Procedure Codes: CPT and HCPCS
Procedure codes describe the services performed by healthcare providers. The Healthcare Common Procedure Coding System (HCPCS) establishes the framework for procedure coding, with two levels of codes.
HCPCS Level I: CPT Codes
HCPCS Level I consists of CPT (Current Procedural Terminology) codes, developed and maintained by the American Medical Association. CPT codes are five-digit numeric codes that describe medical, surgical, and diagnostic services performed by physicians and other qualified providers. These are the primary codes used on CMS-1500 claims.

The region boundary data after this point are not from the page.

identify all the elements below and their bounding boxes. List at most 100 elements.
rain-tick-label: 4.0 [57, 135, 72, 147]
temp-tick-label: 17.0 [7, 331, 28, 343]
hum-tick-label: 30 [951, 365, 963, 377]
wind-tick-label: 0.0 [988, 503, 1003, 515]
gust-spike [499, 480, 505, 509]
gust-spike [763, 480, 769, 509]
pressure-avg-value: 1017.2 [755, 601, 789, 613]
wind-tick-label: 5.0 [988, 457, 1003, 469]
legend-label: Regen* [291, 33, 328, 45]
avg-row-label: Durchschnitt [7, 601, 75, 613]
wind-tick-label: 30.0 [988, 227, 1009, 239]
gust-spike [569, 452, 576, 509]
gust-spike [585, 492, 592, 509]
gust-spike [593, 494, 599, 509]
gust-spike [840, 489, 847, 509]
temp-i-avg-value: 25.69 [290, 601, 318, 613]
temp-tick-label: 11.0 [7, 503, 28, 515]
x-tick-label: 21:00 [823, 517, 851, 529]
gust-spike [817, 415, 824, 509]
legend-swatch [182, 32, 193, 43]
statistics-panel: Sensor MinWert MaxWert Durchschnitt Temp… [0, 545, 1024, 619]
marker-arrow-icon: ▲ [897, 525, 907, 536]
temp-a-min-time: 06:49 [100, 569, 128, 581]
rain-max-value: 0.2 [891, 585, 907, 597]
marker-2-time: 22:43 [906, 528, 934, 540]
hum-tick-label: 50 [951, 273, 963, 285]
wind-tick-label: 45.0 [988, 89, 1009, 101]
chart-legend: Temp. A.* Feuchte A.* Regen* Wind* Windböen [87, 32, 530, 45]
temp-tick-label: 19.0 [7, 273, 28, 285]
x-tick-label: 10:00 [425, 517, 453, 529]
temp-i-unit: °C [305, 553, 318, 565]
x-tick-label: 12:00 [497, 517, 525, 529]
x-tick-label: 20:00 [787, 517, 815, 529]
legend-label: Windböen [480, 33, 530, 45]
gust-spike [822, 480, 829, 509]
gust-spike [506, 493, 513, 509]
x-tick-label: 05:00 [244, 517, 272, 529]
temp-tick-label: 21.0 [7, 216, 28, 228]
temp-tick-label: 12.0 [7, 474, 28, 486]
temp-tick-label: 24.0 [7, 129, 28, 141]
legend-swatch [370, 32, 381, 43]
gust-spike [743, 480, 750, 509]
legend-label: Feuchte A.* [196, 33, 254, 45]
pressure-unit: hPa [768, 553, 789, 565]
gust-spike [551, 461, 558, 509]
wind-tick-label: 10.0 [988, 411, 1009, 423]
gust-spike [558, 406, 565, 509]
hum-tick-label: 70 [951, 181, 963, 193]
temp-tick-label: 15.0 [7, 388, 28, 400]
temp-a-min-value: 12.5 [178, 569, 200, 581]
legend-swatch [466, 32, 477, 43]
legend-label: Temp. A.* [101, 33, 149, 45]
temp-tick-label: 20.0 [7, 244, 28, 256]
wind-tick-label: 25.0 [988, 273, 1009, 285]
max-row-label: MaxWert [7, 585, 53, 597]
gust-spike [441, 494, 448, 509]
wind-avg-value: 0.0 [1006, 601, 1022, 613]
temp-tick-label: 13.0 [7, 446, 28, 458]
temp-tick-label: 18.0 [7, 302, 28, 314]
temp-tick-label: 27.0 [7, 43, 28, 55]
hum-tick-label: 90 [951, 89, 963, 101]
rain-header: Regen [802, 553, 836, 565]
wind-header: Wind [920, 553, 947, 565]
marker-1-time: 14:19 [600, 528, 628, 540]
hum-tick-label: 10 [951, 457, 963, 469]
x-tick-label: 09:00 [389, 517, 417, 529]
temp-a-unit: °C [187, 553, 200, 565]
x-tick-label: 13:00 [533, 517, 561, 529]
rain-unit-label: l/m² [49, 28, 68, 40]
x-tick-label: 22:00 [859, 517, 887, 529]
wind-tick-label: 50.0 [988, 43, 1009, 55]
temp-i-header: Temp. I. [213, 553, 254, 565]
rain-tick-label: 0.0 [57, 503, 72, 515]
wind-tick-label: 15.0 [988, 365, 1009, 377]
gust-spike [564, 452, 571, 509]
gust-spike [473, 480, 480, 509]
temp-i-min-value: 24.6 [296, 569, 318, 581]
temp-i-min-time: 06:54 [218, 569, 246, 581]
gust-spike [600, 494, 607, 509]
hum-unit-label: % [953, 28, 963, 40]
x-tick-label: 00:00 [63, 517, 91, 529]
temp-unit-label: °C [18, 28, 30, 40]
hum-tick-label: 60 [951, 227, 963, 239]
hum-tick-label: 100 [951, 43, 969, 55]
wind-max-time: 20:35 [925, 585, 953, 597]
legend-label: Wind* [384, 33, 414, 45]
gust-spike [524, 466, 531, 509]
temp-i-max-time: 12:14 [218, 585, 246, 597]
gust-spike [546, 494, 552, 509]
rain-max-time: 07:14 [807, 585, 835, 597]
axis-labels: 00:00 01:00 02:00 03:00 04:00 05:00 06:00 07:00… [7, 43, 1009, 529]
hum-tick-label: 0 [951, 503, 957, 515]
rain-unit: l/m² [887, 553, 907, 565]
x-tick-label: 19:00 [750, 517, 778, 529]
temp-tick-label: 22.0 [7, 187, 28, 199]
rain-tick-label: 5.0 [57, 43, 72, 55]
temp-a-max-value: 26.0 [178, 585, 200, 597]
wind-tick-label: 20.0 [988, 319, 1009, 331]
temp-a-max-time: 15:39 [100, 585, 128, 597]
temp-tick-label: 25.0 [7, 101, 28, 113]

CPT codes are organized into three categories:
- Category I codes are the main set of procedure codes used for billing.
- Category II codes are optional tracking codes used for quality reporting.
- Category III codes are temporary codes for emerging technologies and services.
HCPCS Level II Codes
HCPCS Level II codes are alphanumeric codes (a letter followed by four digits) maintained by CMS. These codes describe items and services not covered by CPT, including:
- Durable medical equipment
- Supplies
- Prosthetics
- Ambulance services
- Certain drugs
Level II codes are essential for practices that provide these types of services.
The CPT manual is updated annually, with new codes added, existing codes revised, and obsolete codes deleted. Staying current with these changes is essential for accurate coding and maximum reimbursement.